Calculation of Electric Field Distribution Along Composite Insulator Strings and Design of Grading Ring of UHVDC Transmission Line

Having summarized the calculation methods of electric field and the actualities of the research on the calculation of electric field and design of grading rings at home and aboard, this paper combines the finite element method and charge simulation method nicely in order to calculate the electric field and potential distribution along composite insulators as well as design the grading rings for the 800kV UHVDC transmission lines according to the features of composite insulator and the domain decomposition method.The three-dimensional (3D) model of 800kV two polar DC transmission lines with tower configuration and the simplified two-dimensional (2D) model are established by using ANSYS 8.0 and ANSOFT software. The electric field and potential distribution along composite insulator without any grading ring is calculated, which is rather too uneven in the case of running under 800kV UHVDC transmission lines.
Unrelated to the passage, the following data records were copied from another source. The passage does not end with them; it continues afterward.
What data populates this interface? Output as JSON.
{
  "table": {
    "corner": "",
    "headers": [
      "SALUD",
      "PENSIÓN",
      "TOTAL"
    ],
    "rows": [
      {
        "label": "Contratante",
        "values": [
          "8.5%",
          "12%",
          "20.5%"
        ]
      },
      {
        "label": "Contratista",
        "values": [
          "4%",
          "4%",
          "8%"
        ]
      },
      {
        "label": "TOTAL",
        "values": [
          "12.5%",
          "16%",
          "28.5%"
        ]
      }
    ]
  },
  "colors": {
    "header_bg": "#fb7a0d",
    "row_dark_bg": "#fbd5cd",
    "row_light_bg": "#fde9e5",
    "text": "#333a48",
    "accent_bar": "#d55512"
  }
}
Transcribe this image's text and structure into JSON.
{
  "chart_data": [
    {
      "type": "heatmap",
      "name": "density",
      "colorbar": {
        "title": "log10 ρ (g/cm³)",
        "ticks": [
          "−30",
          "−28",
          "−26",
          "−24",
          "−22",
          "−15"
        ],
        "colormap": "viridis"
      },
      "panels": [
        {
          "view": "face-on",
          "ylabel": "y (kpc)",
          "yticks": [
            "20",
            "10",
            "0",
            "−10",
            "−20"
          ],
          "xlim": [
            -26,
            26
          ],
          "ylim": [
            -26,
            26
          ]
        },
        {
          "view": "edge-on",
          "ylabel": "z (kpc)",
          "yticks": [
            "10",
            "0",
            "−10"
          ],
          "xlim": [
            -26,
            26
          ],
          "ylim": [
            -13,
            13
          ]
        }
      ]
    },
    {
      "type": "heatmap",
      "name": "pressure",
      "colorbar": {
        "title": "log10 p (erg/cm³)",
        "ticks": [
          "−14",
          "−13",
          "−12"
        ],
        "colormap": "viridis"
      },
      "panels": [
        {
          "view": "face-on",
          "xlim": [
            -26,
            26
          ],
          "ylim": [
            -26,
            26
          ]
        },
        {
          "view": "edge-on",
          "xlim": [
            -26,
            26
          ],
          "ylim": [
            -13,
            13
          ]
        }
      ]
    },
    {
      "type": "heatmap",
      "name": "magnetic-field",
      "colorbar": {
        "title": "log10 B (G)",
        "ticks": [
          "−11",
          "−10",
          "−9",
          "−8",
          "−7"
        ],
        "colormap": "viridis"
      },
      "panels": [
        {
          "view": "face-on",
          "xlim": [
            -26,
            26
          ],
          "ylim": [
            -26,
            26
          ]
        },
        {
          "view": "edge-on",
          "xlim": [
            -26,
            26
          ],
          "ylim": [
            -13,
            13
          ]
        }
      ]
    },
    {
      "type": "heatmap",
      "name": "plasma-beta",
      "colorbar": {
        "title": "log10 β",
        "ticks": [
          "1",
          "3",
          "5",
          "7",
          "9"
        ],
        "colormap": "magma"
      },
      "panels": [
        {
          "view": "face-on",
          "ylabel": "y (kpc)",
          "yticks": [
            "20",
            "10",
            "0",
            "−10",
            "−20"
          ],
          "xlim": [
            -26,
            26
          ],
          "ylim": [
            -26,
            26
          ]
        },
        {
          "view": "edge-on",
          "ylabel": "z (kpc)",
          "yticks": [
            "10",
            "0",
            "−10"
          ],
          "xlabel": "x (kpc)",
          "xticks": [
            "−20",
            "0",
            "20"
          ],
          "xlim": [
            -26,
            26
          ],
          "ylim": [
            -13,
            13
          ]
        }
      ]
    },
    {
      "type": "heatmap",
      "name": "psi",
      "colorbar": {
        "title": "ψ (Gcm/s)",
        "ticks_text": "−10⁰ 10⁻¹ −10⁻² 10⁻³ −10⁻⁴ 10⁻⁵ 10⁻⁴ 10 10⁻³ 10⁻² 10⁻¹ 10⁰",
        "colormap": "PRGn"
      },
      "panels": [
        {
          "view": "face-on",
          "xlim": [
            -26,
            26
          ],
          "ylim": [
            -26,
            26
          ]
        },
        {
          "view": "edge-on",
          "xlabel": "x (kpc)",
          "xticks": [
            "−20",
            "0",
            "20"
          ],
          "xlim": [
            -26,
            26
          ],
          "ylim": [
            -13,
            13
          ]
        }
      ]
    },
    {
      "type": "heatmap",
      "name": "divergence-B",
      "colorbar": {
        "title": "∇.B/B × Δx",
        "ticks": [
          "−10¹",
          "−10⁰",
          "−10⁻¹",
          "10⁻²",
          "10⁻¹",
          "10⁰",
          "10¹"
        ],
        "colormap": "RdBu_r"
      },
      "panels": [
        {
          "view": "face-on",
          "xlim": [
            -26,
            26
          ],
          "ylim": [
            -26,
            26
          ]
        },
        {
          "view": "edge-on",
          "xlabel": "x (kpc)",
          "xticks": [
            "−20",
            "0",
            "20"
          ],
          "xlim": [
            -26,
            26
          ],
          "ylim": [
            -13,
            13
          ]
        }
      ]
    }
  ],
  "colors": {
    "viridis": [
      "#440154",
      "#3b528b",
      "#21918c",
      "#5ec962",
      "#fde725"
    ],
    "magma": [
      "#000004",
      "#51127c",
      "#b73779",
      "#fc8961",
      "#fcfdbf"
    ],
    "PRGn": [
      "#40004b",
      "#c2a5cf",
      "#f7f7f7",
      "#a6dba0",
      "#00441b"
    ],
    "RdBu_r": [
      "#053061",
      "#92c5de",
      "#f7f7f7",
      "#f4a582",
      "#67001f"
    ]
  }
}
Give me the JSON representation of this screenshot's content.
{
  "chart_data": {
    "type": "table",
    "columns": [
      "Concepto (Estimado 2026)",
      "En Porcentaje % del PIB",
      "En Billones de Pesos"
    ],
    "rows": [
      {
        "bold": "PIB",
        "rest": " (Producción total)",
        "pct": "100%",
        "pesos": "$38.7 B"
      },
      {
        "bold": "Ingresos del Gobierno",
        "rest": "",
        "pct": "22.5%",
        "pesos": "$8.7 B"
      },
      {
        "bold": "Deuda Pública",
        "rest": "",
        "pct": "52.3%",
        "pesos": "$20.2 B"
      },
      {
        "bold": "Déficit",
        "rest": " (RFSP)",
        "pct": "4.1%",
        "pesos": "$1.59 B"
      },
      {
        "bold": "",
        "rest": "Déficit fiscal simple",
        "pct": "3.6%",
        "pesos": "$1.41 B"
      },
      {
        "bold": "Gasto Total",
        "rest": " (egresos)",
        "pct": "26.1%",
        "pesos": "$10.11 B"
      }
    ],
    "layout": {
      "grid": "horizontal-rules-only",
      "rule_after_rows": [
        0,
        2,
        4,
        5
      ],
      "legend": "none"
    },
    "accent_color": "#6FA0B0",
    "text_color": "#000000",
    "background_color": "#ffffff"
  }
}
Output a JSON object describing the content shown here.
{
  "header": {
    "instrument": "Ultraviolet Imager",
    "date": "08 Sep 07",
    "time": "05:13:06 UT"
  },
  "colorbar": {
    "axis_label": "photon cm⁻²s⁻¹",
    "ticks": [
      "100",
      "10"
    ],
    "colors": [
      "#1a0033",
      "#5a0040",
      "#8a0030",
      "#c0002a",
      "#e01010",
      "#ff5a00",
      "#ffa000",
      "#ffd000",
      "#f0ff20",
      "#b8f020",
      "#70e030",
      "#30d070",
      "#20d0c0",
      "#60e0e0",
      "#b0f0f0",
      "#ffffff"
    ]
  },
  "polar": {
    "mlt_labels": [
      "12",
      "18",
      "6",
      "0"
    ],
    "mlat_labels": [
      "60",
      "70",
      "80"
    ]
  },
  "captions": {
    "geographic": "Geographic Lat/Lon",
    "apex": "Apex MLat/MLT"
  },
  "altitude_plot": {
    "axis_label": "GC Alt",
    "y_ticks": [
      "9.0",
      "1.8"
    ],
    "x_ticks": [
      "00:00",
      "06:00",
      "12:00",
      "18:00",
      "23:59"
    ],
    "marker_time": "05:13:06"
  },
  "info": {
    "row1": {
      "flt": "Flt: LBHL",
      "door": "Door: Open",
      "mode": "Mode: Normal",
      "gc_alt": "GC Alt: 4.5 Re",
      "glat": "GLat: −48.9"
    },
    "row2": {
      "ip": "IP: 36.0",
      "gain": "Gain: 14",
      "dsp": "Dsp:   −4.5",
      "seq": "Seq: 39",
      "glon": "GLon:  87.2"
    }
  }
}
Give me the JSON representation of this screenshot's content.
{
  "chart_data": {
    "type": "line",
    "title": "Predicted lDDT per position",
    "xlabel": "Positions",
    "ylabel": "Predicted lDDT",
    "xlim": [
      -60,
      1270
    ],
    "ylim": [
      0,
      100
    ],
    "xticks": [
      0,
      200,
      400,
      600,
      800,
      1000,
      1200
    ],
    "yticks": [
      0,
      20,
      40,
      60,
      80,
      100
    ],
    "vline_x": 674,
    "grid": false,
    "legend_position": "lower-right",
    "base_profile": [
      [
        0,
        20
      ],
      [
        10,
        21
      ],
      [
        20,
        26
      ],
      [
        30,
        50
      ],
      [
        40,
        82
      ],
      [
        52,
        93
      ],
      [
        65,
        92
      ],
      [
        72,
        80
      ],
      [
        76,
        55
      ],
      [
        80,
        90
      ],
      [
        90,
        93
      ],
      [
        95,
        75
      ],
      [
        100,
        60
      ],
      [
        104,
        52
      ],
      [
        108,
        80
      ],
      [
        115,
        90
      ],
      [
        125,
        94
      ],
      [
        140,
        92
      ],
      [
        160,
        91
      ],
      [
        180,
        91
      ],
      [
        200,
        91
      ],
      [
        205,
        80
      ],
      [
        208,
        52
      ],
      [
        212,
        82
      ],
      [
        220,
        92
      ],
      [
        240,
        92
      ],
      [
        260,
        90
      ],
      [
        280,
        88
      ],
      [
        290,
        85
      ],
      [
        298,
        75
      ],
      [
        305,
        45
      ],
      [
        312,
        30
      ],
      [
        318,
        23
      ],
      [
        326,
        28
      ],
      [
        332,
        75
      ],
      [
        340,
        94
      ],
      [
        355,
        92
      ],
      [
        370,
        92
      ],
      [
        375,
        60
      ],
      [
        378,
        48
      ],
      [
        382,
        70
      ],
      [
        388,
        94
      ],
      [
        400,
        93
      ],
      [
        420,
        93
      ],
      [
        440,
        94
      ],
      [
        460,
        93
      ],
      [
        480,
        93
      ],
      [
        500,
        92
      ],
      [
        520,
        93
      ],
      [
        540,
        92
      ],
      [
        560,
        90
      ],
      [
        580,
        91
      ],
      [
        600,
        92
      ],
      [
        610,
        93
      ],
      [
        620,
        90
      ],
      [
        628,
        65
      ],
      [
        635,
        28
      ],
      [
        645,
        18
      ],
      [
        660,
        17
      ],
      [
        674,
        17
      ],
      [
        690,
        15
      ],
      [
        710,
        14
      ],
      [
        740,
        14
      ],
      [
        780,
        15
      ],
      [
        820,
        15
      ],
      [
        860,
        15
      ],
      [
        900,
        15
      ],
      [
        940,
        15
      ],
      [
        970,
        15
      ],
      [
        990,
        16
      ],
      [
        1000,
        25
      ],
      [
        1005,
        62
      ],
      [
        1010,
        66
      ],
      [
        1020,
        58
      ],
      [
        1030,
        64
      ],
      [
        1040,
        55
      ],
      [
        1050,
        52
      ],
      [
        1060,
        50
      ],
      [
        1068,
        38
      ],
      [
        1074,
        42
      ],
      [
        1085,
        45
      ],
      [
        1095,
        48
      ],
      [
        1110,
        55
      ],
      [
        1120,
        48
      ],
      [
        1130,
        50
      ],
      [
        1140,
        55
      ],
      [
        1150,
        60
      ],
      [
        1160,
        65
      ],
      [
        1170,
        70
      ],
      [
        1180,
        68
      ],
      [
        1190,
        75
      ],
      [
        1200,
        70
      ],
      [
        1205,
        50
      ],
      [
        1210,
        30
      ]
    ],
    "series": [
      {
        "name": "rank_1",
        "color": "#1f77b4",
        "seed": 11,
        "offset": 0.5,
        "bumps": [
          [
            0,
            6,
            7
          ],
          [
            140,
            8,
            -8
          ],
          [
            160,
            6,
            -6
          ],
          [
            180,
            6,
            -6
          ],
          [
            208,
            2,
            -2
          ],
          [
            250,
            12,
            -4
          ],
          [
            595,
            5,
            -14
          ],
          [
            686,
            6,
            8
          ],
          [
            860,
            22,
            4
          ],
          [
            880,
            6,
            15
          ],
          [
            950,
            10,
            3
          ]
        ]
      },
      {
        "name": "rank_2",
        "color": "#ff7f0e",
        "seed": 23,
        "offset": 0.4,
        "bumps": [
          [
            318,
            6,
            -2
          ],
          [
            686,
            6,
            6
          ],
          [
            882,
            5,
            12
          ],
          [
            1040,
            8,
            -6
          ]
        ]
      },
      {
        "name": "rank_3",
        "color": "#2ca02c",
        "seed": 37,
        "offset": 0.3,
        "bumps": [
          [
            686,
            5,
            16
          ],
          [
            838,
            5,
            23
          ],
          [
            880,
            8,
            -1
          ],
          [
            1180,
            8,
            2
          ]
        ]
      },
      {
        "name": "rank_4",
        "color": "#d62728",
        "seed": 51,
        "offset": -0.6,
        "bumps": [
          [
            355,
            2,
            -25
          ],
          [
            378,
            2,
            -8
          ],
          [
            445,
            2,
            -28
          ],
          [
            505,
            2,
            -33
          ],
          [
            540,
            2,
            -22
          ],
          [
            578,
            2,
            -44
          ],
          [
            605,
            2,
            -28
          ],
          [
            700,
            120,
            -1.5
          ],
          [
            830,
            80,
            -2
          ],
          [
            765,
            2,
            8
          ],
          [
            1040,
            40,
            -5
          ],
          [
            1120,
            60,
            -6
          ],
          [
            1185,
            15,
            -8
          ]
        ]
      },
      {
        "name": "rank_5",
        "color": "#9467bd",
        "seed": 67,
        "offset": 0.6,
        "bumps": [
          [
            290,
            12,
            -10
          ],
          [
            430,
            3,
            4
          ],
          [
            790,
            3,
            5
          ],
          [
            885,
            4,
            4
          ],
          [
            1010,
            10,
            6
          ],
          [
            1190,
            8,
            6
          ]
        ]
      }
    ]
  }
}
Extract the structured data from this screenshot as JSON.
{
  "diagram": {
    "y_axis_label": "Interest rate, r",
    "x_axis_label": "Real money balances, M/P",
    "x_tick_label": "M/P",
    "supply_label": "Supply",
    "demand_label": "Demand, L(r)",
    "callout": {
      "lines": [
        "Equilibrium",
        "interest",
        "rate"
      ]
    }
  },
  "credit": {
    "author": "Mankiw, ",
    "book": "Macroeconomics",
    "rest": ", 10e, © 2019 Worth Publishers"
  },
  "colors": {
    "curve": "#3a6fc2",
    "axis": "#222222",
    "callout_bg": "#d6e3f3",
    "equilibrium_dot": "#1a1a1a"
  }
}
The potential distribution along composite insulator of 800kV UHVDC transmission line and lower voltage class is contrasted for the further study on the relationship between the nonlinearity of the electric field and potential distribution along composite insulator and the length of the composite insulator. The result shows that the higher the voltage class is, the more uneven the electric field and potential distribution along composite insulator will be.A method to optimize the location and the configuration parameters of the grading ring is presented; the aim of the optimization is the limitation of the maximal electric field around the metal fitting and the grading ring, while the variables are the configuration parameters of the grading ring. If the result of the 3D model is lower than the set electric field intensity, the approving parameters of the grading ring is gained. Finally, the optimized parameters of the grading ring are verified in the 3D model, the result indicates that the maximal electric field around the sheath, metal fitting and the grading ring is controlled to be acceptable, and the optimized grading ring can meet the needs of the ±800kV UHVDC power transmission project.